By Royson Willie in Port Vila
Prime Minister Charlot Salwai, as shareholder of the national carrier, has instructed Air Vanuatu not to terminate any ni-Vanuatu pilot employed by the airline.
The intervention by the head of government was made after it was brought to the prime minister’s attention that there were plans to terminate ni-Vanuatu pilots by the end of this month.
In a letter dated July 12, 2016, the prime minister instructed the board of directors chairman, John Lum.
The prime minister said he was informed that the management of the company was planning to take the action this month.
But Salwai noted that the employment contracts for the ni-Vanuatu pilots would end on July 31, 2018.
He said he was aware that steps were already taken “to bring more foreign pilots” into the country.
“In fact , one foreign pilot is already in Port Vila and he is waiting for his police clearance requested by Immigration in order to commence his employment.
‘No longer tolerated’
“I want to inform you that my government will no longer tolerate this action to continue to happen: no termination of ni-Vanuatu pilots of Air Vanuatu will be allowed,” he said in his instruction to the board chairman.
The prime minister as shareholder instructed the board to stop entertaining such policies but rather consider the national interest.
Salwai asked the board to review the airline’s current policy requiring that all ni-Vanuatu pilots must have an Airline Transport Pilot Licence (ATPL).
He said that the local pilots for Air Vanuatu’s domestic services were qualified to fly with a commercial pilot Licence (CPL) according to International Civil Aviation Organisation rules.

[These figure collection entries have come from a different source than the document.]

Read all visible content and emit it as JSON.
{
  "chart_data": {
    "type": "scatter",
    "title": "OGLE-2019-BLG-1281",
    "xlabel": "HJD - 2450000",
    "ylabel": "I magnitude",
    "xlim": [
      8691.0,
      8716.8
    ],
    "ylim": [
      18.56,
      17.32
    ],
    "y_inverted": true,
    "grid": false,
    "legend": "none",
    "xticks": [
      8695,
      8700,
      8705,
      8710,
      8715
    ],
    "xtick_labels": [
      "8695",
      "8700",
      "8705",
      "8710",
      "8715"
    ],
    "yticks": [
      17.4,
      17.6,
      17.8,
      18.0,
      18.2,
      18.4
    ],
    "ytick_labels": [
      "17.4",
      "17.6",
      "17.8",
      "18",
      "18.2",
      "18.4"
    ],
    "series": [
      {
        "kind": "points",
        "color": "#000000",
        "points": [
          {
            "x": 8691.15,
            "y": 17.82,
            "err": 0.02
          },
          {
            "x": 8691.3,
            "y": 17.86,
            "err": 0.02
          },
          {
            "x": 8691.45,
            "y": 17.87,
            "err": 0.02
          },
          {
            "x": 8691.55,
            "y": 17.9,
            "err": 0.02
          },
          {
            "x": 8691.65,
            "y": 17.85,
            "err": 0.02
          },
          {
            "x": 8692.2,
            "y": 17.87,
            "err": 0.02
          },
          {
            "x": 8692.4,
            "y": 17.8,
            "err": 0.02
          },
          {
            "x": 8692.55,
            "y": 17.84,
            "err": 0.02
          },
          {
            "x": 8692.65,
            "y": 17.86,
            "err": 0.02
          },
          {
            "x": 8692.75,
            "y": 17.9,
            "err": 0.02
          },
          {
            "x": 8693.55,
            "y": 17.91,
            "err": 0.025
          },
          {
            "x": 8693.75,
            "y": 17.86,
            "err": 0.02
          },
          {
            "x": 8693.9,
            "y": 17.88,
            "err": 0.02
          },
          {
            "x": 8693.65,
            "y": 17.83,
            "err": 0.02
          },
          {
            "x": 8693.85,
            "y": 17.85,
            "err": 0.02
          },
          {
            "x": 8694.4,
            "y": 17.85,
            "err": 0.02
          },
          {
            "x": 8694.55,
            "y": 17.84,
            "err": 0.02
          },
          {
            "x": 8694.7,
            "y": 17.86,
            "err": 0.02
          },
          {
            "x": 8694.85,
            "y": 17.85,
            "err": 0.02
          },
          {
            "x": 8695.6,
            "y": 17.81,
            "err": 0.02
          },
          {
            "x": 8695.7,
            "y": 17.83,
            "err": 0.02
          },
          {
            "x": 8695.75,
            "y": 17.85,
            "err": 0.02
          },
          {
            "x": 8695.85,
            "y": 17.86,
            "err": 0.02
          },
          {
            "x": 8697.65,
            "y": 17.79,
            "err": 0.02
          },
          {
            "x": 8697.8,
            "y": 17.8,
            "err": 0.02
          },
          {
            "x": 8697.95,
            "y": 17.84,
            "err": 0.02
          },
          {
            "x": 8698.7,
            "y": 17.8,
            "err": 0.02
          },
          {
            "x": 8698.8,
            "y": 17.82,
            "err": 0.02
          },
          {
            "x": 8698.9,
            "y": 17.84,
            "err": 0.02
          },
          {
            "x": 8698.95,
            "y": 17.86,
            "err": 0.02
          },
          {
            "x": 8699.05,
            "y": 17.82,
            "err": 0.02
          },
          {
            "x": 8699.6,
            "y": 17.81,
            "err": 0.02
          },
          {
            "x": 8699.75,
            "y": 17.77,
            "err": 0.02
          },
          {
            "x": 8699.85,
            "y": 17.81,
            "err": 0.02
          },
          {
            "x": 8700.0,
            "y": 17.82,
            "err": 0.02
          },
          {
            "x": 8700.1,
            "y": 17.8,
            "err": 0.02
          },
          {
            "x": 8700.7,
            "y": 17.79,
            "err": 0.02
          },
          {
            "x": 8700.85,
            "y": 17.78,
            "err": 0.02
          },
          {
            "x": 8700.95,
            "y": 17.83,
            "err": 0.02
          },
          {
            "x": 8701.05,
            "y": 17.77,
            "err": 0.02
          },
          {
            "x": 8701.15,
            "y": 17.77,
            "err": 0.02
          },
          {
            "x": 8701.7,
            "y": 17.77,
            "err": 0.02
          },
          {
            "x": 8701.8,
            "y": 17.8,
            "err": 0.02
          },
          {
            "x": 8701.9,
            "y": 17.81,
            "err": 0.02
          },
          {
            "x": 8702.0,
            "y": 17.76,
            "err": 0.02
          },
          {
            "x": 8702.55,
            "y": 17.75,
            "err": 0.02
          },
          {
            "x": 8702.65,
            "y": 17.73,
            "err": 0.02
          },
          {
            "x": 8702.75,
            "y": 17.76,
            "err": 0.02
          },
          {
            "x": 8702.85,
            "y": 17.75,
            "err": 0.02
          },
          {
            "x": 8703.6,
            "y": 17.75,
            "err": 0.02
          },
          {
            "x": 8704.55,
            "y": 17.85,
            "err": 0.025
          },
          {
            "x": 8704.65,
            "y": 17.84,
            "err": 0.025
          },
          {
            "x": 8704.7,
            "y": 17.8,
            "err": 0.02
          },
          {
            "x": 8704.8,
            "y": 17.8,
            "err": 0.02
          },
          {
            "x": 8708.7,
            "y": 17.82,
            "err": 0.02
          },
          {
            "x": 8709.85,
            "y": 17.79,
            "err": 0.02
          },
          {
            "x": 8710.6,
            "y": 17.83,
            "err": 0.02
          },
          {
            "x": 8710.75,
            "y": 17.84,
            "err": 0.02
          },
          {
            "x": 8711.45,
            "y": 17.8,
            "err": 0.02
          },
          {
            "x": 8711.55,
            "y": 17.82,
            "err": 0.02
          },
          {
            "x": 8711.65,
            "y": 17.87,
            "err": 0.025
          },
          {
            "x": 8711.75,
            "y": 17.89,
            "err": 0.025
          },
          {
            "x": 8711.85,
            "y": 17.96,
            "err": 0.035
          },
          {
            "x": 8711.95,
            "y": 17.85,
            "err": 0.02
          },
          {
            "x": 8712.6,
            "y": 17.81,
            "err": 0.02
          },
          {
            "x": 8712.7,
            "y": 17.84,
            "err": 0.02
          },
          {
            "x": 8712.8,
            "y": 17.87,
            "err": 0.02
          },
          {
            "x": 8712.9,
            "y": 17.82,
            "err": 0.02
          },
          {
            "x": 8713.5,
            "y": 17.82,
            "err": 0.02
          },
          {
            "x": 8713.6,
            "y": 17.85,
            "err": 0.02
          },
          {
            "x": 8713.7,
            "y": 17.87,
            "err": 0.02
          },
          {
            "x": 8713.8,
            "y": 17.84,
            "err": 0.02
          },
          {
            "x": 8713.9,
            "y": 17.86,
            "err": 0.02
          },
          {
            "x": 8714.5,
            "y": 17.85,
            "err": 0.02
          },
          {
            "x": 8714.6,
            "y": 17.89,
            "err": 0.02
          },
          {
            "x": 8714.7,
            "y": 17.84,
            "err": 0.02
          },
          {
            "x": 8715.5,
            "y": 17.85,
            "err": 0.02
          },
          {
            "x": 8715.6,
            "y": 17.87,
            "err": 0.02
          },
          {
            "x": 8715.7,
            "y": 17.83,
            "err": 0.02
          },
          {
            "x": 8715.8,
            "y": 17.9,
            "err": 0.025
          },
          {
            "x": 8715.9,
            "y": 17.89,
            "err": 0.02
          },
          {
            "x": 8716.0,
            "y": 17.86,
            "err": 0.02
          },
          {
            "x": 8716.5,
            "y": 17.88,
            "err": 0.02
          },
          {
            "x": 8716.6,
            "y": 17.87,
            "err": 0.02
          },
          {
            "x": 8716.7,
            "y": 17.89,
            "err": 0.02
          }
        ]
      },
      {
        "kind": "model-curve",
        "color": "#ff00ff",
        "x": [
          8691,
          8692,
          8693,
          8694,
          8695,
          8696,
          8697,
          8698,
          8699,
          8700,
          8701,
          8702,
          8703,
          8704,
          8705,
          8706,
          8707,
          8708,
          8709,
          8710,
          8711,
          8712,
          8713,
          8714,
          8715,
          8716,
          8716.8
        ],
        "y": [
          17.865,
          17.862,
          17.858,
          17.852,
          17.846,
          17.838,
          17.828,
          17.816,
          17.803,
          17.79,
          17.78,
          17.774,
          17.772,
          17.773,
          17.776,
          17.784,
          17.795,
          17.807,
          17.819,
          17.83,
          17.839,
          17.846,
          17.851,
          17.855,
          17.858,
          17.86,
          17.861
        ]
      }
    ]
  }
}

Salwai said the company’s policy should see the company finance the total cost of all its ni-Vanuatu pilots in achieving an ATPL.
“Air Vanuatu Operations Ltd is a national company and the investments made to develop its human resource shall be considered as investments for the development of this Nation,” the prime minister added.
The Daily Post contacted Air Vanuatu and the Prime Minister’s Office for further comments on the issue but none was made before going to press.
However, earlier this year in March the airline told the Daily Post that Air Vanuatu employed 25 pilots, of whom 14 were Vanuatu nationals and 11 were expatriates.
At that time the airline revealed that there was a recent review of salaries for new or junior pilots requiring further training in order to complete their ATPLs.
“Air Vanuatu is meeting the financial obligations of this training, which would otherwise require the pilots to fund themselves,” the airline said.
“We see this as a way of encouraging more ni-Vanuatu to apply for roles in aviation.
“This training takes between two and three years after which they can build on their flight hours and experience to become eligible for command positions, thus attracting a higher salary.”